Y ahora, claro, viene la pregunta del millón: ¿dónde radica ese grado de fascinación? Pues confieso que ha estado bien escondido para mí todos estos años, en los que no he sido capaz de identificarlo. Hasta el último visionado, hace unos días. La clave, las auténticas protagonistas del filme, las piscinas. Y en concreto una de ellas, la que aparece a mitad del metraje en la que sin duda es la mejor secuencia de la película: el encuentro de Ned con el joven muchacho de la flauta. Una piscina sin agua, una piscina… vacía.

"El nadador"

Una piscina llena de agua, en uso, en su “estado natural” nos sugiere alegría, voces, juego… Si además esa piscina (privada) es de gran tamaño nos está hablando también de bienestar, de éxito, ya que generalmente acompaña a una mansión de lujo, a una situación económica acomodada.
Por contraposición, una piscina vacía, sin agua, resulta, sin duda, una de las mejores metáforas de la decadencia, del fracaso. Frente a la lámina inmaculada de agua transparente, el gran espacio vacío que la ha contenido, la suciedad en el fondo, el óxido, el silencio. Lo que ha sido un entorno acogedor y luminoso se ha vuelto lúgubre y siniestro, una construcción inútil e inquietante que nos insinúa de alguna forma su pasado. Y si a ese profundo vaso, convertido en pozo inmundo, le añadimos en su borde la silueta de un trampolín, a la metáfora de la decadencia y el fracaso se añade la del peligro, la del salto mortal. El símbolo perfecto para un melodrama.
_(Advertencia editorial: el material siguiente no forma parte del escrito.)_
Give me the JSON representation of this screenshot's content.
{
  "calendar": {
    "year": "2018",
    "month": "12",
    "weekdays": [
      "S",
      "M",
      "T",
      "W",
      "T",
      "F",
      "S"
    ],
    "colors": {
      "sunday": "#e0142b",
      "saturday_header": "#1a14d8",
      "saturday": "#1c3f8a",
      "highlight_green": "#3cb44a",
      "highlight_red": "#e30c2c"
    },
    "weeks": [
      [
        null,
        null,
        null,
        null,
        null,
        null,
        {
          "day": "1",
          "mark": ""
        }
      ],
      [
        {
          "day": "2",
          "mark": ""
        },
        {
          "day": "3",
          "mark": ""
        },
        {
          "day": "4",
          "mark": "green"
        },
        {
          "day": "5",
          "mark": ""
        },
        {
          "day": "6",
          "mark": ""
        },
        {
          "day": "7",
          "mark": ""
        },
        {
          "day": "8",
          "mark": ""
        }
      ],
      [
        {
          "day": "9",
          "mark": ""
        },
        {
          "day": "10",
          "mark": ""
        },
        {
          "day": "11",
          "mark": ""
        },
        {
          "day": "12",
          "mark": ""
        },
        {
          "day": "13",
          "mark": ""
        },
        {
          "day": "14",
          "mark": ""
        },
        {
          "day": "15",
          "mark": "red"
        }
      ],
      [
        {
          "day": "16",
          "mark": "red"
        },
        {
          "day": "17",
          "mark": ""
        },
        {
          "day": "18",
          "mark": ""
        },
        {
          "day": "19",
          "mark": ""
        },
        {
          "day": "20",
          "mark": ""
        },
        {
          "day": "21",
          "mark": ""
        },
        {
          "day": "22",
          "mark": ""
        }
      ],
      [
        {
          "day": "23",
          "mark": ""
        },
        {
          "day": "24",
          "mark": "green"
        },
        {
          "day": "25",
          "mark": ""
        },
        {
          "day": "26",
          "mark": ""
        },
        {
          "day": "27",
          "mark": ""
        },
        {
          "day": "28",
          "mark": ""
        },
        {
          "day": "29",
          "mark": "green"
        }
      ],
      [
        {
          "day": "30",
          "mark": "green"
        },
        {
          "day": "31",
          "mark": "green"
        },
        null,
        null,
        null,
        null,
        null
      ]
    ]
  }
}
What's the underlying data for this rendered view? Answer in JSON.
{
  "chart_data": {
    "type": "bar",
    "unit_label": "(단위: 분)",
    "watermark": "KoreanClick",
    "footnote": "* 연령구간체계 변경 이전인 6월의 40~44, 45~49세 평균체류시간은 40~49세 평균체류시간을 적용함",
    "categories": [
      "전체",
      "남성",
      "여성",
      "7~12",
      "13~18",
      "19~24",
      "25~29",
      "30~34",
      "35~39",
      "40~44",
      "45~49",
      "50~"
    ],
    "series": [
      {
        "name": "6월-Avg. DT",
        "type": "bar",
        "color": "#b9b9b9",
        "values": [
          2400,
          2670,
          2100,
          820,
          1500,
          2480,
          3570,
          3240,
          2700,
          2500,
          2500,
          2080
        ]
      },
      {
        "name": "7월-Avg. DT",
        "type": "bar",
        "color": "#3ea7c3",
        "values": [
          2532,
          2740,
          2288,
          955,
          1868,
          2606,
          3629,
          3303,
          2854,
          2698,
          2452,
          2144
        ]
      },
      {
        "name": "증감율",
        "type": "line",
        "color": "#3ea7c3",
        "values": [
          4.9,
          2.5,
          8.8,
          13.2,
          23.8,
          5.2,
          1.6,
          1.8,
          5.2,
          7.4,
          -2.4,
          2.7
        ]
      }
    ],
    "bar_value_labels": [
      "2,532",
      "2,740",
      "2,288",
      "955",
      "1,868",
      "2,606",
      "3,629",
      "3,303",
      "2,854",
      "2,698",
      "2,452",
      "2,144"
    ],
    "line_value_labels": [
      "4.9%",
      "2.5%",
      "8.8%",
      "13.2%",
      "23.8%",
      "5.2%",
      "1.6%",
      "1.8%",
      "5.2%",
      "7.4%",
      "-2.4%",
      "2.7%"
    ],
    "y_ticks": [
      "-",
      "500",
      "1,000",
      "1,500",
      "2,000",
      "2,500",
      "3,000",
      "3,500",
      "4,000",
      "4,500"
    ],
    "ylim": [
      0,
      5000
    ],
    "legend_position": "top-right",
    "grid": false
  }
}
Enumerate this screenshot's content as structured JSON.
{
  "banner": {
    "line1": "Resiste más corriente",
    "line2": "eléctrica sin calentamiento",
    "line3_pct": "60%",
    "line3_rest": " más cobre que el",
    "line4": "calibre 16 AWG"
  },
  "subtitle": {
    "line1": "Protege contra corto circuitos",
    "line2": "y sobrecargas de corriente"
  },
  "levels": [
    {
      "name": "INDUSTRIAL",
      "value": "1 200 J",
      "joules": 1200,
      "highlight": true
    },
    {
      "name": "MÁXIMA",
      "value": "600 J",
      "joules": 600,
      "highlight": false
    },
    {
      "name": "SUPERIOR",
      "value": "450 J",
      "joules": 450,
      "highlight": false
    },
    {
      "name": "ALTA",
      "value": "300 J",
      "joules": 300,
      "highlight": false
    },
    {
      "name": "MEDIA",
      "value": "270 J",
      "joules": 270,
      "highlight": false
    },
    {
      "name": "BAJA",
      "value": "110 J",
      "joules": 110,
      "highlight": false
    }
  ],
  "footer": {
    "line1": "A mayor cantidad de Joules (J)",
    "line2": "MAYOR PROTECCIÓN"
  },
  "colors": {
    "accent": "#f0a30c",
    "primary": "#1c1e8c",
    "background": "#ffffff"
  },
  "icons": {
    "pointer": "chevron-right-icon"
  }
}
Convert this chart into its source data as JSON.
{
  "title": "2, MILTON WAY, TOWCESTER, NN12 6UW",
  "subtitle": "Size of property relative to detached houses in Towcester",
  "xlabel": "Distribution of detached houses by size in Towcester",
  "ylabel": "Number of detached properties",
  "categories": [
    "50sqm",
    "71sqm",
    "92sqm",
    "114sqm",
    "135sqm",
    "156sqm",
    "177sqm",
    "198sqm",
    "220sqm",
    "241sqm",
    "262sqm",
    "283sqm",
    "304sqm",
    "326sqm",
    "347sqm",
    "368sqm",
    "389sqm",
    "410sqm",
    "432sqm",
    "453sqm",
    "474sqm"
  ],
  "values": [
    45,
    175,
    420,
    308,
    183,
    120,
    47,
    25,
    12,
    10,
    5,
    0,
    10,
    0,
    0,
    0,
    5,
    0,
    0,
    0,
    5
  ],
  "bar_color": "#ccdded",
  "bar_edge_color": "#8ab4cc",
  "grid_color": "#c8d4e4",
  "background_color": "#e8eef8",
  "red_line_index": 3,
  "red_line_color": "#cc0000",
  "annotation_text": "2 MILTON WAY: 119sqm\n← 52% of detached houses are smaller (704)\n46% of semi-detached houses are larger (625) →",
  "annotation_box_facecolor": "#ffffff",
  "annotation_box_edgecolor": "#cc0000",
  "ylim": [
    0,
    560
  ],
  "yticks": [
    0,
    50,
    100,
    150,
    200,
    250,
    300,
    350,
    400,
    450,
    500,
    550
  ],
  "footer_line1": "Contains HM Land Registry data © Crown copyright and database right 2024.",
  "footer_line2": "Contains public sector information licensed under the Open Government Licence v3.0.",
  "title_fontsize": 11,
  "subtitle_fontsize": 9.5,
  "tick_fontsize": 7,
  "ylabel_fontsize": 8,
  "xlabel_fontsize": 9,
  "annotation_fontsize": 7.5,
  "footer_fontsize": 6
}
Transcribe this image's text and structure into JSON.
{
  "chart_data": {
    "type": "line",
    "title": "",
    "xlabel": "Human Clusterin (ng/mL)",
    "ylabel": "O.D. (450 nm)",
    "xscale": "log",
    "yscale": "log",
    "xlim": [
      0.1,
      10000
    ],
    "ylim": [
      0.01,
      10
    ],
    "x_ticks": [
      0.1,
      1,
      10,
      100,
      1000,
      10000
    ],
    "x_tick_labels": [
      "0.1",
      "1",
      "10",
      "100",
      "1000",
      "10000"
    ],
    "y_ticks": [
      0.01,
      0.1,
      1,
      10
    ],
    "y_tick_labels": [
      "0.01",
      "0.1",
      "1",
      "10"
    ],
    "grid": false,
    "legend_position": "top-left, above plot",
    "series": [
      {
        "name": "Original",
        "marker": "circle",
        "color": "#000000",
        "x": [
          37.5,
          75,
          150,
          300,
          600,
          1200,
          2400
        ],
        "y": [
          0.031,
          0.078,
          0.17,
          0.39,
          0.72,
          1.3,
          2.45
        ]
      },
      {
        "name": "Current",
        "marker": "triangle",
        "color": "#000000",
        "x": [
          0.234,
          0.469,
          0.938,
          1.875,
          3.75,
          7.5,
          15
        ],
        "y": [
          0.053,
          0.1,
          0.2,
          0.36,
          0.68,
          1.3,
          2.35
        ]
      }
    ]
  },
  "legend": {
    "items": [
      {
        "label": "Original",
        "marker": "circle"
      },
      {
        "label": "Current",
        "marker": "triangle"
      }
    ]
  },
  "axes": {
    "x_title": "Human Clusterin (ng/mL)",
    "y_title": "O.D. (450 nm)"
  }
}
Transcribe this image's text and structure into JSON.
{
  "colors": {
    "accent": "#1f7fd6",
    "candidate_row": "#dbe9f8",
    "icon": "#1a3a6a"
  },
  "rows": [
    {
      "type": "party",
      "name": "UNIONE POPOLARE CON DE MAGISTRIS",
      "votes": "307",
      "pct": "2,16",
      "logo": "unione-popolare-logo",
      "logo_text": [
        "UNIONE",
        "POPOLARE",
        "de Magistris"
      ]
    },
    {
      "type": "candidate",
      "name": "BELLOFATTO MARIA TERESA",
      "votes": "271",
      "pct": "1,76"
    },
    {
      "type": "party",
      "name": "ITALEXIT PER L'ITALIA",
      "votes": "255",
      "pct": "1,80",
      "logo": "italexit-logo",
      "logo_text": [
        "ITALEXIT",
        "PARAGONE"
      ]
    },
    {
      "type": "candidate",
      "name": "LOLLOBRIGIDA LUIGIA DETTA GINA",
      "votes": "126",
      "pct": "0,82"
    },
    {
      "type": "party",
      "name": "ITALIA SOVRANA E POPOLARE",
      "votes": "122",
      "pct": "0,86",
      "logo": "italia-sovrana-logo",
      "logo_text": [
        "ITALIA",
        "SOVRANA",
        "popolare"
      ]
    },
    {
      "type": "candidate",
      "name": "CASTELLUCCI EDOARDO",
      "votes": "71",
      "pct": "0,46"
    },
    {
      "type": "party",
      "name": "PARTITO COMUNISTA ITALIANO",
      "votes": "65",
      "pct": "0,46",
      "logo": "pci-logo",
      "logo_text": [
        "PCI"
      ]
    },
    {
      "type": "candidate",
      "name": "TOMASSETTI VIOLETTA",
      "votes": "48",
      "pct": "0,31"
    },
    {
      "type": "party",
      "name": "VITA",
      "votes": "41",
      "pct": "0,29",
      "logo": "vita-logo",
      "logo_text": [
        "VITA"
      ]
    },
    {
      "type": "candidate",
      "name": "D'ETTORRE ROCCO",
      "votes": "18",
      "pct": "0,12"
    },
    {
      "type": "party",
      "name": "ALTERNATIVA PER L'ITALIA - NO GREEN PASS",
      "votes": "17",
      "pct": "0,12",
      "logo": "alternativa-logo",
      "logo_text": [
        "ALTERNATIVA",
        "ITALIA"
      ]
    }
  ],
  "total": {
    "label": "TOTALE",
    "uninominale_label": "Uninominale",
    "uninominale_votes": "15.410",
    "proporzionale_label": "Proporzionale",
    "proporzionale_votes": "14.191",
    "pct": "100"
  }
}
Ahora ya conozco el motivo de mi reincidencia periódica hacia esta curiosa parábola mágnetica y turbadora, en la que a través de las swimming pools se van desnudando las miserias de unas vidas opulentas. Y reconozco que ando “buscando desesperadamente” piscinas vacías que poder fotografiar. Supongo que para ver si soy capaz de encontrar en alguna de ellas las almas errantes del fracaso y la decadencia. Aquí está la primera. Si tenéis alguna piscina vacía por ahí…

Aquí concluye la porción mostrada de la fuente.